Central source of oxygen. It can be an oxygen cylinder located in the aircraft hold and connected to all oxygen masks. By pulling down the mask, the system only supplies oxygen to the mask.
In the case of cabin depressurization, the crew is ready to intervene. The pilots are trained for such situations and have clear procedures to follow. In most depressurization situations, the pilots decided to land on the nearest airport. Passenger safety is first and foremost in aviation!

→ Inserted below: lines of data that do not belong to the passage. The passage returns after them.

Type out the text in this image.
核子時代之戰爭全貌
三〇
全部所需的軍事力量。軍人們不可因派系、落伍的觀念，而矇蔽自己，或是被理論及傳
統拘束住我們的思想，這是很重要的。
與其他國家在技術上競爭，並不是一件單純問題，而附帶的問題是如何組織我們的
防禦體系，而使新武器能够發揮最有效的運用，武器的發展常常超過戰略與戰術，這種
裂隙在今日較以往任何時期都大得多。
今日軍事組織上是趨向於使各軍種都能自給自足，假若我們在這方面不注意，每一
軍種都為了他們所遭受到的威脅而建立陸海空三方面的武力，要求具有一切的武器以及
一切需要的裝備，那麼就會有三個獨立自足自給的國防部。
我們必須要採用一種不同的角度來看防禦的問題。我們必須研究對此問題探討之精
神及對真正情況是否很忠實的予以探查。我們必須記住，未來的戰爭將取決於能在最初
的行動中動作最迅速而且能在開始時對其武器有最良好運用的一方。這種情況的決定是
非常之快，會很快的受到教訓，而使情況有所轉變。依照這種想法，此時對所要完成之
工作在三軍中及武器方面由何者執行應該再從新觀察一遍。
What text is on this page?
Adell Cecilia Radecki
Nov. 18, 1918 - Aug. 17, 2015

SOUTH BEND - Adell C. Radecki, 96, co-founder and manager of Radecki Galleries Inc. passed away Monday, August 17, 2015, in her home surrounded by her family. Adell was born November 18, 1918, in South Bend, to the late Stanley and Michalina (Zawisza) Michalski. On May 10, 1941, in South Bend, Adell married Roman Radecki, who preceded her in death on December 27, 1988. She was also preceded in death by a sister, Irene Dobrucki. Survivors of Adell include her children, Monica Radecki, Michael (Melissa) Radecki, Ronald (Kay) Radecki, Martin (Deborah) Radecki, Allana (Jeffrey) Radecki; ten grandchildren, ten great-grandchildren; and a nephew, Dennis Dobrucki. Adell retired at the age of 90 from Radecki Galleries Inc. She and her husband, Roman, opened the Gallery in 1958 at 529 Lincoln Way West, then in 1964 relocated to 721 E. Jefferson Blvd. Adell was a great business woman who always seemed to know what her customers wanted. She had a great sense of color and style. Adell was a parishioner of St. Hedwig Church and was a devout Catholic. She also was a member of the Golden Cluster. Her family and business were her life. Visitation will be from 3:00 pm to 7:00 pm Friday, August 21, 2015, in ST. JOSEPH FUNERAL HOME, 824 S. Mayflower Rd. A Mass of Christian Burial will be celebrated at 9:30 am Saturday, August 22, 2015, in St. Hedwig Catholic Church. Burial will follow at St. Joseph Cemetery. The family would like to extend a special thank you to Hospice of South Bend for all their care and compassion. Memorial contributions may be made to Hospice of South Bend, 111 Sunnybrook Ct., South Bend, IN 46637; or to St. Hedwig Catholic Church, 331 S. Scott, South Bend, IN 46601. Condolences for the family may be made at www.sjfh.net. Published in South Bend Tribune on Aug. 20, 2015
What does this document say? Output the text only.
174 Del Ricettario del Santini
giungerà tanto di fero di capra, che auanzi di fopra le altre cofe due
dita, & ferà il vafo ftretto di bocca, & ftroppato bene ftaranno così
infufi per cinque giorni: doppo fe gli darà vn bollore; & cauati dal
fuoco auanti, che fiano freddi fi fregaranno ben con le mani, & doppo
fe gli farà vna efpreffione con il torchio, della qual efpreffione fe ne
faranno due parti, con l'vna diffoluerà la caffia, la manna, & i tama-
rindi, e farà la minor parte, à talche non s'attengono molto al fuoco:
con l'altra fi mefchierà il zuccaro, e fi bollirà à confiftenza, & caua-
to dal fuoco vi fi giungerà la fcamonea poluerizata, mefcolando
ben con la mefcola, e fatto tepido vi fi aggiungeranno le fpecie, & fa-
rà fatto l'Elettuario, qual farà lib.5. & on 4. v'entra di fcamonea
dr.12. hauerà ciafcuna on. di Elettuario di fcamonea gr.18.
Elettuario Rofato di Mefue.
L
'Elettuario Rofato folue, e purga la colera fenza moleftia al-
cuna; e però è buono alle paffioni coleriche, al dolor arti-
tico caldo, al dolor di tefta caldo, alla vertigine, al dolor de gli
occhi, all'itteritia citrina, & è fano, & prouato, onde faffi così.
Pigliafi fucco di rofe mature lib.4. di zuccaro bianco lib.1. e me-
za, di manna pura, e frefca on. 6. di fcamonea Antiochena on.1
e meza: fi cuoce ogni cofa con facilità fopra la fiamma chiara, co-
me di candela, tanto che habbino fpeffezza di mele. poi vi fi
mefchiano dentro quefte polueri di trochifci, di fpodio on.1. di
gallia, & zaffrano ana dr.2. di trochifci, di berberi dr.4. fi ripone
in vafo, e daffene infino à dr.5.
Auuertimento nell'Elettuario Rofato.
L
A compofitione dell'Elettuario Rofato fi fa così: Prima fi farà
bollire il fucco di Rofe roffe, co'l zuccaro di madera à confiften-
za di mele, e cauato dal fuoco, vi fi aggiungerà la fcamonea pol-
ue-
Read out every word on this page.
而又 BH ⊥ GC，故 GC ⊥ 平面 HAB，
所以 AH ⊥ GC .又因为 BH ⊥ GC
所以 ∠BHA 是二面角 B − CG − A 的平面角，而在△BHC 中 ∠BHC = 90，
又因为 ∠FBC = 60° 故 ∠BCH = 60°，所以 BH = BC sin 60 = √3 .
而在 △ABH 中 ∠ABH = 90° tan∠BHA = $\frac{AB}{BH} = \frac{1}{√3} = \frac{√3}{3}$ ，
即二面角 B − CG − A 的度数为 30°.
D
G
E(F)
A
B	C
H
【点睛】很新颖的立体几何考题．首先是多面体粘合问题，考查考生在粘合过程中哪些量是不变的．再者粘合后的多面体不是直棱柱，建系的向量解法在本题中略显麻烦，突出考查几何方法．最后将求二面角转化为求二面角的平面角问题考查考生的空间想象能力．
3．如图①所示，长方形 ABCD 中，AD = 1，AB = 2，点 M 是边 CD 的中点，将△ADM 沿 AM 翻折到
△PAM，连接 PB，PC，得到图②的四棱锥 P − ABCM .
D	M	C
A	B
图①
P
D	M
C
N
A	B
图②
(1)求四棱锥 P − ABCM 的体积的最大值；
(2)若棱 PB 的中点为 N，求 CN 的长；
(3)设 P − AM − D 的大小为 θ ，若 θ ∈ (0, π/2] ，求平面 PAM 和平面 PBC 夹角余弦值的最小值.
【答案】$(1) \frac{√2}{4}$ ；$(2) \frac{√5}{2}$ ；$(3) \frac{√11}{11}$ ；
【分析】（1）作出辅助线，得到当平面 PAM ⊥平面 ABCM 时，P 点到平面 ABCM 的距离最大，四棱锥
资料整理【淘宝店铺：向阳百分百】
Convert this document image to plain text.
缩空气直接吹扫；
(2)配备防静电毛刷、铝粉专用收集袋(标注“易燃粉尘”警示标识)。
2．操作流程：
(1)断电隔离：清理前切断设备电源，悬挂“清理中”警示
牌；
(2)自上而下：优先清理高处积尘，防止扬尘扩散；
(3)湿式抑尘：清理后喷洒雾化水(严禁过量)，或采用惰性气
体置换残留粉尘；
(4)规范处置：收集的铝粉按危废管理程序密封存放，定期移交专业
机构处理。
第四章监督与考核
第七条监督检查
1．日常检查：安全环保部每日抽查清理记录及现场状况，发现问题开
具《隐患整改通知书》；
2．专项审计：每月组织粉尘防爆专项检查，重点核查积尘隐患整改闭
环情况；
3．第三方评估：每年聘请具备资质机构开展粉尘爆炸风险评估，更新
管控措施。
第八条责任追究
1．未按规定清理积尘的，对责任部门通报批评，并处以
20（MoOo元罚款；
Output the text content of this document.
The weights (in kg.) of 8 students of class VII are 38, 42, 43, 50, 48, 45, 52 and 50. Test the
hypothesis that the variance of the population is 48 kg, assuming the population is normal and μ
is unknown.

Attention to safety briefing
When boarding the aircraft, pay attention to the safety briefing. The on-board companions bring to your knowledge some basics that you should follow in case of incidents / accidents. Some refer to the unlikely situations in which the plane may experience depressurization.
In the event of a depressurization, do not panic. Follow the instructions of the flight attendants. Secure your oxygen mask and breathe normally. In 99% of aircraft depressurization cases, everything ended well.
Clear sky and have flights without depressurization!
For some information mentioned above, we consulted with Vio Ludusan, pilot commander of air ambulance!